On epoch-making development occurring in the firmament of Nepalese politics has revived hopes for the resolution of key national problems, including the writing and enactment of the new democratic constitution. That the political parties have cracked a five-point accord with regard to the formation of a national unity government, consequent to which the allegedly gigantic-sized coalition government headed by the incumbent Prime Minister, Dr. Baburam Bhattarai, has resigned to form the new national consensus government, is a welcome development. Moreover, despite some doubts and also controversies brewing within the parties, the new national unity government has also been formed. The two major parties - the Nepali Congress and CPN (UML) - have joined the new national unity government - a concept that was mooted for long but failed to materialise due to one or the other reason.
The formation of the new national government has heralded new hope especially in addressing the key national questions, including state restructuring through the federalisation process. The five-point accord, which was conceptualised and signed by the key party leaders the other day, obliges them to sort out the contentions and forge convergence on the issues appertained to the mode of governance and state restructuring so as to ensure that the constitution was drafted and enacted within three weeks as prescribed. The present national unity government, as has been agreed, will resign to give way to the formation of a new consensus government to be led by the Nepali Congress, which will be allowed to work till the new democratic elections, based on the new constitution, are held. The road map embodied in the accord agreed upon by the parties thus promises bright prospects in taking the democratic state building process forward.

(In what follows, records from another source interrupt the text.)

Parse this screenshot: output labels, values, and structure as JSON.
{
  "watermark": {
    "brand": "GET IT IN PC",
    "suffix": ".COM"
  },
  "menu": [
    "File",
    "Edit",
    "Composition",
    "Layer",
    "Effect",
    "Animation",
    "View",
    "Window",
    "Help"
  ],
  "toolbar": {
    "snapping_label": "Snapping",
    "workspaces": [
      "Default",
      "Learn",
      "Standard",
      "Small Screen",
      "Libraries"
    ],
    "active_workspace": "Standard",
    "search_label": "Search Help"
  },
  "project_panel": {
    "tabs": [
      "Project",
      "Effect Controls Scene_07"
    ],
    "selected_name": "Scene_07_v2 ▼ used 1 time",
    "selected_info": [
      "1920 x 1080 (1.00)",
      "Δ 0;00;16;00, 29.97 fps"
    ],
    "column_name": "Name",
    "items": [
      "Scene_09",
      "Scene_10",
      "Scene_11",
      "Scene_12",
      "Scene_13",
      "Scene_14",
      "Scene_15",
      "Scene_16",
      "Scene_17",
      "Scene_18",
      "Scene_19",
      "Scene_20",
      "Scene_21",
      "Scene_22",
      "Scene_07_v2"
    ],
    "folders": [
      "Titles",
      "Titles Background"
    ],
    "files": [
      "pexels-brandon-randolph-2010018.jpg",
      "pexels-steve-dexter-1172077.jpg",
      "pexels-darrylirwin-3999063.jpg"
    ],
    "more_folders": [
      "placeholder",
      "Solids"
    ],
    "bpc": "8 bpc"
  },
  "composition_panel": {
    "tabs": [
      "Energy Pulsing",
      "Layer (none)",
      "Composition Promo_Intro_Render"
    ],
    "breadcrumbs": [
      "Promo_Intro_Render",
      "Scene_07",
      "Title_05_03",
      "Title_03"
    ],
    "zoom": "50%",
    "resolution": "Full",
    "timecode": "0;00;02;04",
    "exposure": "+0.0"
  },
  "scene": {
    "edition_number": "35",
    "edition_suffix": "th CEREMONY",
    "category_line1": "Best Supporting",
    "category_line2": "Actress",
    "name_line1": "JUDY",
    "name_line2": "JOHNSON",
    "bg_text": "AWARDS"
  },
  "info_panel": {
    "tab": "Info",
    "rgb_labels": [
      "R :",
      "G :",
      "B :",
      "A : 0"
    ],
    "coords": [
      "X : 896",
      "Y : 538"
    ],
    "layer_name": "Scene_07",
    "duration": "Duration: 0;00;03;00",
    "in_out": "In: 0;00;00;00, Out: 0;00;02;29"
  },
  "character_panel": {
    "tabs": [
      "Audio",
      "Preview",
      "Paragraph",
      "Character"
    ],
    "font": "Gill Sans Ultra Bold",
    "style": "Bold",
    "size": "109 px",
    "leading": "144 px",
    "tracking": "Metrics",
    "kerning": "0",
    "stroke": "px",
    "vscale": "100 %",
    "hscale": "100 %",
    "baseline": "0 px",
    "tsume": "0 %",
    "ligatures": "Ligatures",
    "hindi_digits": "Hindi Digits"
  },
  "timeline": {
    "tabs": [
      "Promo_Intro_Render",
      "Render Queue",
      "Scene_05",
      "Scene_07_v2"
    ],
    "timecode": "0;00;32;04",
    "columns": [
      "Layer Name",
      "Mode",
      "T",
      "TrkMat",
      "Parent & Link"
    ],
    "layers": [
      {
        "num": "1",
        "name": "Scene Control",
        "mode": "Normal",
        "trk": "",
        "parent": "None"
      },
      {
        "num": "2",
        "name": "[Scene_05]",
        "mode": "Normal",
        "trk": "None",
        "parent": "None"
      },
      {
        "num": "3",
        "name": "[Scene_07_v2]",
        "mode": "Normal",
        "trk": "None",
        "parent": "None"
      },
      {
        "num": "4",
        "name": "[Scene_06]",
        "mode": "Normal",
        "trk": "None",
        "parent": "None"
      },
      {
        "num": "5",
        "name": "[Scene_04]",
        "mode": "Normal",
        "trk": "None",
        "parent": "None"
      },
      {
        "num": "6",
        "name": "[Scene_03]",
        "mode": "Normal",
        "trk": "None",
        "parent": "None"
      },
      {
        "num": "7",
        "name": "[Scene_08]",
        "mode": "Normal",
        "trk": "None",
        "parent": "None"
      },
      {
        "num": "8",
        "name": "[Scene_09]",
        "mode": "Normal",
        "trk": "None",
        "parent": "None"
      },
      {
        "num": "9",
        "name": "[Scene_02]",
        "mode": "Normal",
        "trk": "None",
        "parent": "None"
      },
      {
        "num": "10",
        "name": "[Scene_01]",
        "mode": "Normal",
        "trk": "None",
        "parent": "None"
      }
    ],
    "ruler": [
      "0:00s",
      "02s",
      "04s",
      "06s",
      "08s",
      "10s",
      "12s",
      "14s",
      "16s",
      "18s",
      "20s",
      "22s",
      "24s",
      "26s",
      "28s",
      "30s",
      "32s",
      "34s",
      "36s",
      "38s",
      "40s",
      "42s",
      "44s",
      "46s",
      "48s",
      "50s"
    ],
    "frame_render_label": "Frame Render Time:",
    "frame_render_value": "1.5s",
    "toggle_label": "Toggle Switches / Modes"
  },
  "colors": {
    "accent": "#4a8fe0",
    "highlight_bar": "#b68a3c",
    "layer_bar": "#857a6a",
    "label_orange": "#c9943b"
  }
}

However, the spate of communal and ethnic activist-led protests and processions spreading like wildfire across the country portends new dangers. The groups seek to put their identity first in the state restructuring process. Until and unless recognition to their identity was provided and legitimated in the new constitution, it would be difficult to secure their agreement and acquiescence in the new constitutional provision. The framing of the new constitution and its promulgation are going to be a major challenge to the political parties, which needs to be tackled in the most careful and accommodative manner. It is expected that the political parties will be able to get through this trial without hitting any snags.